God was not just the distant creator of all matter, off in some metaphysical or supernatural heaven.

 

God came among matter and became matter.

 

This convergence of God and matter was Christ and in Christ we saw in a superbly perfect way this coming together of the two.

 

His perspective of in other areas was unique as well.

 

For example, he objected to the term “post-Christian.”

 

We are not living in a post-Christian time, Teilhard said. “Trans-Christian would be a better term.”

 

And evil, for Teilhard, was not “catastrophic—or the fruit of some cosmic accident—but the inevitable side effect of the process of the cosmos unifying into God.”

 

When I first read all of this I was overwhelmed and stunned.

 

It all seemed too much for me even begin to comprehend.

 

At the same time, however, it spoke to a place deep within me, the same place I find scripture speaking to me and moving me.

 

I can relate to Teilhard because I see in him what I want for myself as a Christian.

 

I strive to be, like him, a spiritual seeker—one who strives to find God—one who longs for the reality and presence of God in my life.

 

I strive also to be a bit of the scientist as well—the one who observes creation around me, but is not only to content to be awed and amazed by it.

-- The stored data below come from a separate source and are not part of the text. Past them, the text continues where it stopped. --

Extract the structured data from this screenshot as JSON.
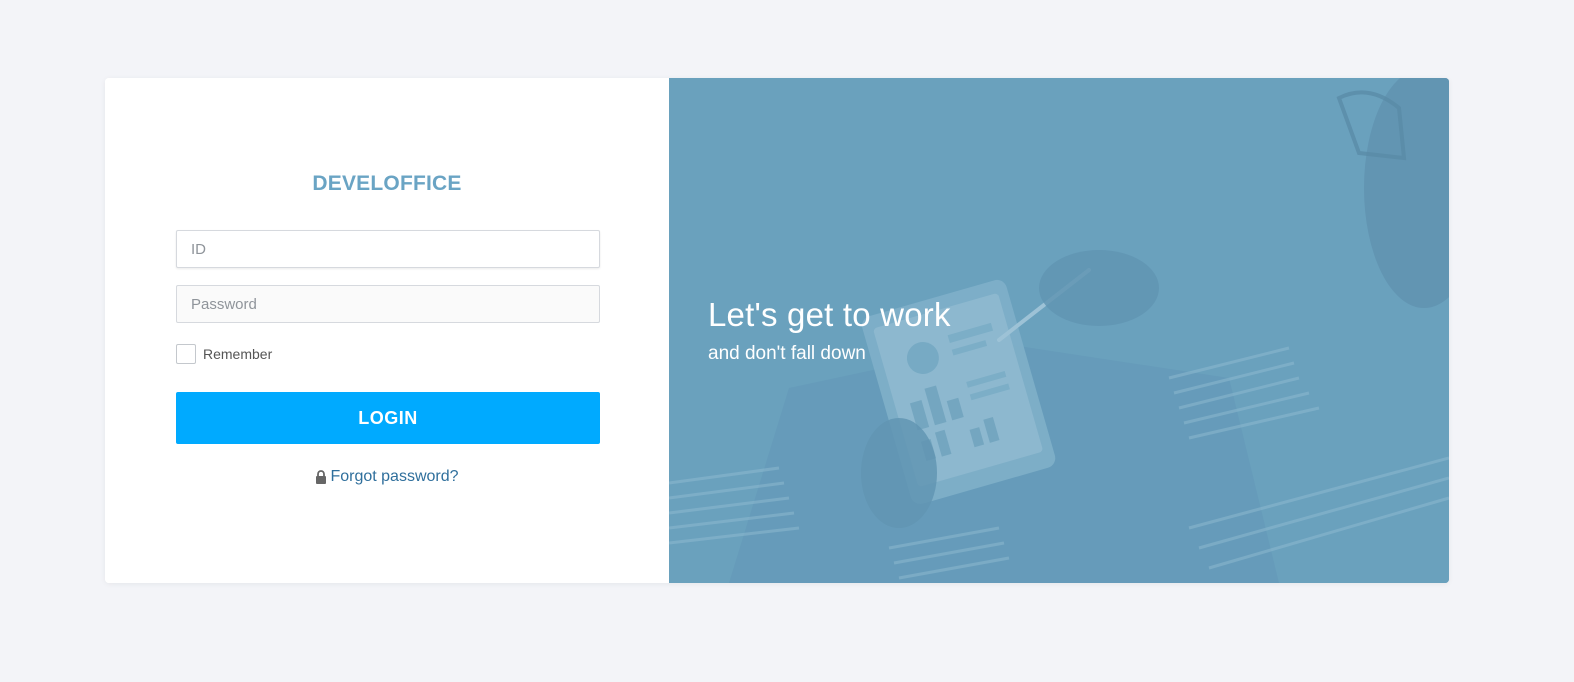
{
  "brand": {
    "title": "DEVELOFFICE"
  },
  "form": {
    "id_placeholder": "ID",
    "id_value": "",
    "password_placeholder": "Password",
    "password_value": "",
    "remember_label": "Remember",
    "remember_checked": false,
    "login_label": "LOGIN",
    "forgot_label": "Forgot password?",
    "forgot_icon": "lock-icon"
  },
  "hero": {
    "heading": "Let's get to work",
    "subheading": "and don't fall down"
  },
  "colors": {
    "page_background": "#f3f4f8",
    "brand": "#6aa4c4",
    "primary_button": "#00aaff",
    "link": "#2f6f9c",
    "hero_overlay": "#6aa1be"
  }
}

I want to know it and I want to partake of it as fully as I can. I want to understand it.

 

I want to echo Teilhard when he said “Less and less do I see a difference between [scientific] research and adoration.”

 

I want to be a poet who can bring these two sometimes divergent parts together in my life into an exquisite harmony.

 

The one part can cast light on the other and when it can’t, that’s when poetry can take over.

 

This is the message of Teilhard de Chardin for me and, I think, for all of us.

 

Only when we take his concepts and apply them to our lives do they truly matter.

 

Teilhard’s “big picture” of creation can help us to put our own existence in this created world and in our relationship with God into perspective as well.

 

This humble priest and scientist and poet is a guide.

 

He point the way forward not only to our collective omega point—that goal we as humans are moving toward—but toward our own individual omega points.

 

And this perspective is very much in keeping with what we heard earlier in Revelation.

 

In St. John’s vision we see very clearly that Omega point.

 

“The home of God is among mortals.”

 

Matter and spirit converge and a new earth is formed.

 

Isn’t this really the goal?

 

Isn’t this what we as Christians are working toward?

 

The Omega point is that place in which the so-called “kingdom” comes—it is the time and the place in which we will be fulfilled and made beautifully and perfectly whole.

 

“The day will come,” Teilhard said,” when the, after harnessing the ether, the winds, the tides and gravitation, we shall harness for God the energies of love. And, on that day, for the second time in the history of the world, humankind will have discovered fire.”

 

 

 

 

 

 

 

 

 

 



[1] Teilhard. Mary & Ellen Lukas. p. 24.